La represión emocional en el trabajo


La represión emocional muestra el miedo que tienen muchos empleados a la hora de mostrar sus sentimientos más profundos en el mundo de la empresa. De hecho, son pocos los trabajadores que se atreven a decir aquello que piensan en una discusión con su jefe. Entre otras cosas, porque a veces, se cree que para decir ciertas cosas hay que perder las formas. Cuando en realidad, la asertividad puede ponerse en práctica incluso, para decir aquello con lo que no estás de acuerdo.

La represión emocional produce consecuencias muy negativas, dañinas y destructivas a largo plazo. Tanto que en ocasiones, el sujeto puede llegar a enfermar por exceso de estrés, o sencillamente, porque arrastra un malestar inhumano al sentir que no puede mostrarse tal y como es. En el trabajo, existen muchos miedos. Uno de los más fuertes y más extendidos, es el temor a un despido. En ese caso, conviene tener en cuenta que en la medida en que ganas libertad interior, también, tienes una noción más constructiva y positiva del entorno laboral en el que trabajas.

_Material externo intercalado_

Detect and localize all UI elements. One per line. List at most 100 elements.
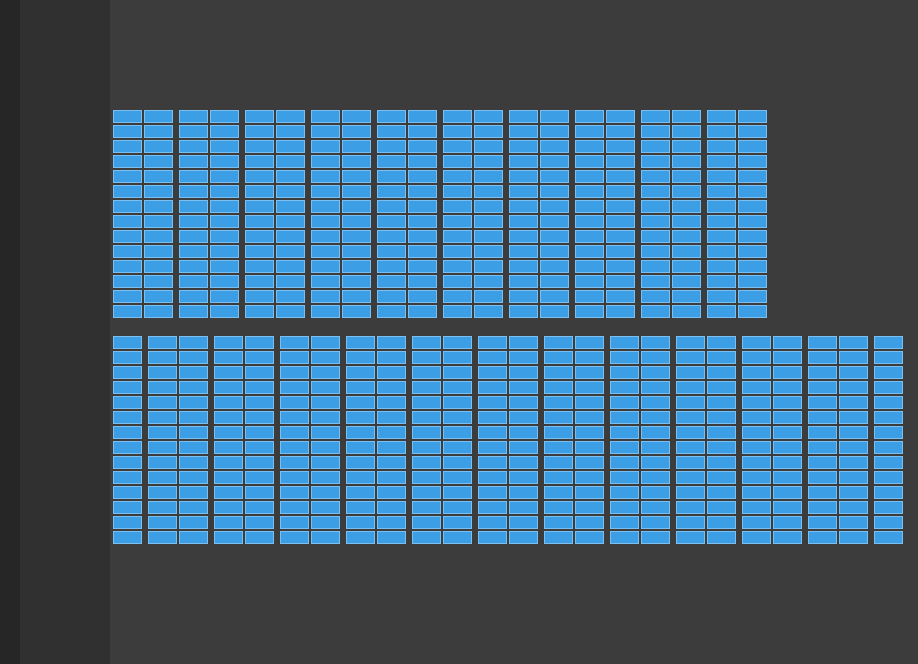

La Inteligencia Emocional es la mejor herramienta para compensar las consecuencias negativas que surgen de la represión. Es decir, empieza a decir, en primera persona todo aquello que te preocupa, conecta con tus sentimientos más profundos. Por ejemplo, en el trabajo, intenta potenciar la motivación, la ilusión, las ganas por conocer mejor a los compañeros, la alegría de tener un trabajo, la capacidad de hacer las cosas de diferente forma para romper la rutina… En el trabajo, al menos, resulta vital que puedas contar con alguien cerca en quien te puedas apoyar plenamente y con una confianza ciega. Por supuesto, cuando llegas nuevo a una empresa tienes que darte un tiempo para poder integrarte plenamente y ser uno más en el equipo.